Scrumhalf wrote in post #18129313
If I try to draw a dog or a bird, it looks like a 2nd grader drew it. I can't get the paws right, the head is too big or too small, the joints are all messed up.
Many adults draw like second-graders because they stopped drawing soon after the second grade. In the 19th century, natural scientists, engineers, and young ladies of "good breeding" were expected to be able to draw, and they were trained in it. Ability to draw adequately was understood as something that could be acquired.

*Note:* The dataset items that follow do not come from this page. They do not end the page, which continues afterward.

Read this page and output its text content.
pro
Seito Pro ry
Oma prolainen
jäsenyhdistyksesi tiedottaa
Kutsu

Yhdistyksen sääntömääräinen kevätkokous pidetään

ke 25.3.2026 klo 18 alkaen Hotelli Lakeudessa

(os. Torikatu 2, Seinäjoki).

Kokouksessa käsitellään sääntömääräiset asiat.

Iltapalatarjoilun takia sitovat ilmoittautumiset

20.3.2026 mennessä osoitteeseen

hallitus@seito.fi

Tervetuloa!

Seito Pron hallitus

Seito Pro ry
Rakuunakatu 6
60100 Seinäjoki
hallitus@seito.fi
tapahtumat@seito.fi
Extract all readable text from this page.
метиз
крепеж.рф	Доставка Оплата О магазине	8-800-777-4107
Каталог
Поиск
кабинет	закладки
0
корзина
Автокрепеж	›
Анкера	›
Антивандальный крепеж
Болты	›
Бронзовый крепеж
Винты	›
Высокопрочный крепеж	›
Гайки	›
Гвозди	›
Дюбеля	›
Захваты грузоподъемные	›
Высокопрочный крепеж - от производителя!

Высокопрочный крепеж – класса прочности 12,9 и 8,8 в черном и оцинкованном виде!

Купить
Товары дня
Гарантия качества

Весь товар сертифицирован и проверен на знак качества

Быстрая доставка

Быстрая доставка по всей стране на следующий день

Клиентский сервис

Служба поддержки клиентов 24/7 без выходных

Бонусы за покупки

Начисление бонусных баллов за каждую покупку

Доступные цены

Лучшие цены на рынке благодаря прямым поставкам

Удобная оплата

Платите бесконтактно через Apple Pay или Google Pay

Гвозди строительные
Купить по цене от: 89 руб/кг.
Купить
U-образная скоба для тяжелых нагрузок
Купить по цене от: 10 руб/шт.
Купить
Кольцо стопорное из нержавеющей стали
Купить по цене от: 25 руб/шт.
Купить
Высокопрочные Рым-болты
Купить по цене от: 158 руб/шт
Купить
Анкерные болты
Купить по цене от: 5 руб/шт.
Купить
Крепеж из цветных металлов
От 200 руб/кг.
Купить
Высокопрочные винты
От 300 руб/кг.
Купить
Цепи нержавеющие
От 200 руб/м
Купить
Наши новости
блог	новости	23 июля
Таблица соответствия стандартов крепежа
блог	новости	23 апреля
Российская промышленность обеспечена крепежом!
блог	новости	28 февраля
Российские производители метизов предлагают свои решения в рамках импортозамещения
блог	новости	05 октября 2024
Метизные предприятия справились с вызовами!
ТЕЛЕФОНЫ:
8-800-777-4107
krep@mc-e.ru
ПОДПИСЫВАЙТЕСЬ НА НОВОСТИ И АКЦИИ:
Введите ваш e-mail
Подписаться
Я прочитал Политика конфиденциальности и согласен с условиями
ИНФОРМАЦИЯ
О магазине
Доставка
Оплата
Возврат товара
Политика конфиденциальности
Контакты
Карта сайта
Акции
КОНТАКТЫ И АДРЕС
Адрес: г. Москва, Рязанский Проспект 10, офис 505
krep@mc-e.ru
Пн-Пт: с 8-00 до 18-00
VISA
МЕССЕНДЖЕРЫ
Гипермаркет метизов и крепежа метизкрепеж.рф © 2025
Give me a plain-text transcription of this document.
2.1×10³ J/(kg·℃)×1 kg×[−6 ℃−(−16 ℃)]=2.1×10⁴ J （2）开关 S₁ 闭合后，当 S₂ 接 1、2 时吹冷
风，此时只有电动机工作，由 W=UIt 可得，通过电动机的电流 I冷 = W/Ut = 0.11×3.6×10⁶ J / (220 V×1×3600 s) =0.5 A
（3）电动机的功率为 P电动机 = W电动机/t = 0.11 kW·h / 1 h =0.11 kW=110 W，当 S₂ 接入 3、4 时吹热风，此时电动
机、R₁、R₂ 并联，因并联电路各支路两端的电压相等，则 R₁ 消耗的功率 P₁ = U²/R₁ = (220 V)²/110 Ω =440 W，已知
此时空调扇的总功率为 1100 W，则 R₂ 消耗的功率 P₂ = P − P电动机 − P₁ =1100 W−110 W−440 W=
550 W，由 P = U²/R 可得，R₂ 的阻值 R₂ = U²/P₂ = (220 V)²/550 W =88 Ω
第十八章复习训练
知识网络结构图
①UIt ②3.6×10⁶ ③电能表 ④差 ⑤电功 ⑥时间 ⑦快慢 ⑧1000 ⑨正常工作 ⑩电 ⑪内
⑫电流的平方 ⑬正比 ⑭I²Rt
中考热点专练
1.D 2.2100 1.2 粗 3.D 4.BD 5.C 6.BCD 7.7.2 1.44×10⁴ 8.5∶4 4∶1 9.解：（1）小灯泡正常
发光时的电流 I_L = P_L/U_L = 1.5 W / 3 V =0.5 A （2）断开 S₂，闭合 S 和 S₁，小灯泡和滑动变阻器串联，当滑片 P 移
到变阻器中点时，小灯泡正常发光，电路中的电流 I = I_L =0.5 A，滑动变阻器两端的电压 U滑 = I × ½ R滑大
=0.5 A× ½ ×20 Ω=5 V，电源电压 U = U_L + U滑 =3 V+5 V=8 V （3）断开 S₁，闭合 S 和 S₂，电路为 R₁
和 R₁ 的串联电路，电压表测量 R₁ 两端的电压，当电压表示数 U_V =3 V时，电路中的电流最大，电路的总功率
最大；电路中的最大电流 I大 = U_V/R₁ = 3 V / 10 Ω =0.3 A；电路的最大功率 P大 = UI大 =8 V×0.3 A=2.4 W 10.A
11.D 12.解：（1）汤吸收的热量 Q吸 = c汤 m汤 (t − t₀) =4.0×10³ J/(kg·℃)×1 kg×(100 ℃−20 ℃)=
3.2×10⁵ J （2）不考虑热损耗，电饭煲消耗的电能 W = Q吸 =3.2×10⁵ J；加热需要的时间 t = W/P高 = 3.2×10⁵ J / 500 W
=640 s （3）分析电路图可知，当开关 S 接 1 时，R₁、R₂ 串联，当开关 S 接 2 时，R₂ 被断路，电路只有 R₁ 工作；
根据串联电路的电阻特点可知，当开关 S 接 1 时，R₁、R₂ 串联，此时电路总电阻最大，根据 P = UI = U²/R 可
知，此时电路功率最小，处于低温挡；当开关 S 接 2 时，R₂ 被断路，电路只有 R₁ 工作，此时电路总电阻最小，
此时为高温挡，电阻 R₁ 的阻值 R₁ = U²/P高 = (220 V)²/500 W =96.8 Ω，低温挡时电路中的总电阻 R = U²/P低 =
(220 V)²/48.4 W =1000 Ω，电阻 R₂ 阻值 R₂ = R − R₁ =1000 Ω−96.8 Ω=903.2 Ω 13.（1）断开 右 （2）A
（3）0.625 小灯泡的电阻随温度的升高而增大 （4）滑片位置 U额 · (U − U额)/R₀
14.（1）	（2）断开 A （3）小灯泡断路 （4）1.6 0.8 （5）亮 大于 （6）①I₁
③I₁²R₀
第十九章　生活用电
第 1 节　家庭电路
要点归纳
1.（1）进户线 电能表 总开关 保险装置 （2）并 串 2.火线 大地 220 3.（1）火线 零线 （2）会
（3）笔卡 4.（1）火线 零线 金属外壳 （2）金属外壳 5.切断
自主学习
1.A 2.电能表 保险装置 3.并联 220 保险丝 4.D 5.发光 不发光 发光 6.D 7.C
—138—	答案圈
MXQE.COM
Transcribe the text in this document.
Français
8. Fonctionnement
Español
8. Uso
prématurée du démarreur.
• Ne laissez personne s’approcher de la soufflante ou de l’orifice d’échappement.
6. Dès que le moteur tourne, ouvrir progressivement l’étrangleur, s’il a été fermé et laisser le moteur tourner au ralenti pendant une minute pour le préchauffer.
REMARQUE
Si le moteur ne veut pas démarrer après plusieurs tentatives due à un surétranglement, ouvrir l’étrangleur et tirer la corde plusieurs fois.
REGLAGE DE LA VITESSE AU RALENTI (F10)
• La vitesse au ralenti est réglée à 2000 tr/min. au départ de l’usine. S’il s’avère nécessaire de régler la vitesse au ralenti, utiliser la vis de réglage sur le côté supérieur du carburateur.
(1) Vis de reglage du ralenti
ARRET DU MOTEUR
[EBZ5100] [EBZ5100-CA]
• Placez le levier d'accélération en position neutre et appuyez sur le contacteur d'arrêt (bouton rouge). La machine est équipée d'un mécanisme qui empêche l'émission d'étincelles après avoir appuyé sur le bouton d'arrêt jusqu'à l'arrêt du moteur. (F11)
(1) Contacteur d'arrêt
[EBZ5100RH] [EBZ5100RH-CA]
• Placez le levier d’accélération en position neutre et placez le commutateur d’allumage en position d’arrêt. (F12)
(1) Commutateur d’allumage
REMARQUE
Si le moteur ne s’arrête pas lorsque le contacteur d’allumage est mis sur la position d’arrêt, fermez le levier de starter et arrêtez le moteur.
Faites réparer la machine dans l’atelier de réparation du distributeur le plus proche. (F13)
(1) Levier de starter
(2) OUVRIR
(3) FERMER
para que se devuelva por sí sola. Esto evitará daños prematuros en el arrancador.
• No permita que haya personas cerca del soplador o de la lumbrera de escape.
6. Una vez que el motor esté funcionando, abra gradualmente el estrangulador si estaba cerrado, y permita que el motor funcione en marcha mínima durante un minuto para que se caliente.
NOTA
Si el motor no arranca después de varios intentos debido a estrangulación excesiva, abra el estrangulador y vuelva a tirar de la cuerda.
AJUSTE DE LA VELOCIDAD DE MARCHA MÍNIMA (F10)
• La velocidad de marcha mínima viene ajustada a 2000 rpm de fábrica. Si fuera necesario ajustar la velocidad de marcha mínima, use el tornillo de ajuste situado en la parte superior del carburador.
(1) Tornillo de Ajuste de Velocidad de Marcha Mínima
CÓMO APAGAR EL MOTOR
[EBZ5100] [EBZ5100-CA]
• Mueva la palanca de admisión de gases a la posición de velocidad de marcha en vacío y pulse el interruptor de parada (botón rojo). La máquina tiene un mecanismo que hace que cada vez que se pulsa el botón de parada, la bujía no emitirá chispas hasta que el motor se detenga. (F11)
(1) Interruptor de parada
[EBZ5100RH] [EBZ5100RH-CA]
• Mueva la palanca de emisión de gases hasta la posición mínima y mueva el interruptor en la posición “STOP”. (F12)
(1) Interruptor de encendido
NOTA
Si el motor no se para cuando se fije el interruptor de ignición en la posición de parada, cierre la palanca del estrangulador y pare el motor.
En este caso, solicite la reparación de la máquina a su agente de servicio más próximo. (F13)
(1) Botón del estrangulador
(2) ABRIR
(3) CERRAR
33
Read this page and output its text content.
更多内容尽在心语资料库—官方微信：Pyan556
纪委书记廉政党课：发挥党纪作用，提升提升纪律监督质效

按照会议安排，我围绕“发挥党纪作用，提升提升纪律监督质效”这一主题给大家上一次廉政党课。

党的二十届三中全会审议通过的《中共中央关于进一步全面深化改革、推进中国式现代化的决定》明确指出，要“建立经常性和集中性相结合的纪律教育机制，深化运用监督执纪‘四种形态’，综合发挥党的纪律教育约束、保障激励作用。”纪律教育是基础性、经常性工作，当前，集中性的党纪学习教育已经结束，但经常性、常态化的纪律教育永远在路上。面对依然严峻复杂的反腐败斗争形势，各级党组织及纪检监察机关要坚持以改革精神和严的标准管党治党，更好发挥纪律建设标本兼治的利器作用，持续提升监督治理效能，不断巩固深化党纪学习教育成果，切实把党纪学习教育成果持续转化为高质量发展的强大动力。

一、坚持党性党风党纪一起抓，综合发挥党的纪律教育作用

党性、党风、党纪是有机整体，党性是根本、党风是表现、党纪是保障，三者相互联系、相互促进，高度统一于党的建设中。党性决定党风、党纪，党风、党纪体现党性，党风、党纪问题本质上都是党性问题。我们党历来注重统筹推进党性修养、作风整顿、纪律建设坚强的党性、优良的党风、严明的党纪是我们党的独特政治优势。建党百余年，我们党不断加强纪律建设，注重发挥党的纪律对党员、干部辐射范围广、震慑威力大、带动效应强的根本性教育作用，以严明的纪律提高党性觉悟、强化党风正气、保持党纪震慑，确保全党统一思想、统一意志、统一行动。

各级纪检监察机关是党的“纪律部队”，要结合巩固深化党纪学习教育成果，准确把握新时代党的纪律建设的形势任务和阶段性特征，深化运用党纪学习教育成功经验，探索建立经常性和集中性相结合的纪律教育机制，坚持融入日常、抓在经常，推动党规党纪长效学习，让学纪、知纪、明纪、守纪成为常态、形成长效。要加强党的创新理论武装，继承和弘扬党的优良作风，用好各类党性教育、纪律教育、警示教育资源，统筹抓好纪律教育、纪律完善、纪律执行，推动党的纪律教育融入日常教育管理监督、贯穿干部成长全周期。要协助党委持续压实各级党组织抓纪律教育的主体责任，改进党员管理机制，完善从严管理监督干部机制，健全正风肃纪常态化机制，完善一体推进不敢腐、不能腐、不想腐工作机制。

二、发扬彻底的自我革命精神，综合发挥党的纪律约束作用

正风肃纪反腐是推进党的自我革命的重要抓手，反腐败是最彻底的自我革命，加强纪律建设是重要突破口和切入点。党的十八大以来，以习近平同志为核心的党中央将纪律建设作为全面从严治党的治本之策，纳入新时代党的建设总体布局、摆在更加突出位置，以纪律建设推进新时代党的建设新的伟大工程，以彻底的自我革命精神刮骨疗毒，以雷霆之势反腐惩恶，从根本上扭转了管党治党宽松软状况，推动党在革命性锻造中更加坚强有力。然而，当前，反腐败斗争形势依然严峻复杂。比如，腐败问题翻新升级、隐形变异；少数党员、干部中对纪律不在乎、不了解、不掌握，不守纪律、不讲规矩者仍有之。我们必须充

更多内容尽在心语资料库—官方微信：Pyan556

If your dog's or bird's head is too big, it's because you didn't start by observing the proportions of the whole animal and transferring them, with marks or mentally, to the paper. I was among the best art students throughout school and the art editor of the high-school yearbook. Later, my first real job included illustration, mapmaking, and design of ads and books. I'm not the fine artist you may be looking for, but I do have some experience. I think I drew well in elementary school because I'd already done it at home for many hours (started school at age 8 1/2). I'd had no instruction and hadn't been corrupted by being given coloring books. When drawing a real object, as opposed to creating an imagined scene, I began by looking at the thing to get a sense of its whole appearance–basically, its shape and the proportions among its elements. (The handle of the pitcher starts there and curves out like that . . . ) This is a special kind of seeing. It feels different from just looking.
Another good habit is to check your work often, review what you've done. Block in a line quickly with light pencil and a relaxed arm, compare this approximation with the real object, make corrections. At this stage, you don't have to erase successive tries; just keep going. Start with major elements, not details. In fact, start with objects simpler than birds and dogs.
Contour drawing has given some people good results. The classic book explaining it is Drawing on the Right Side of the Brain.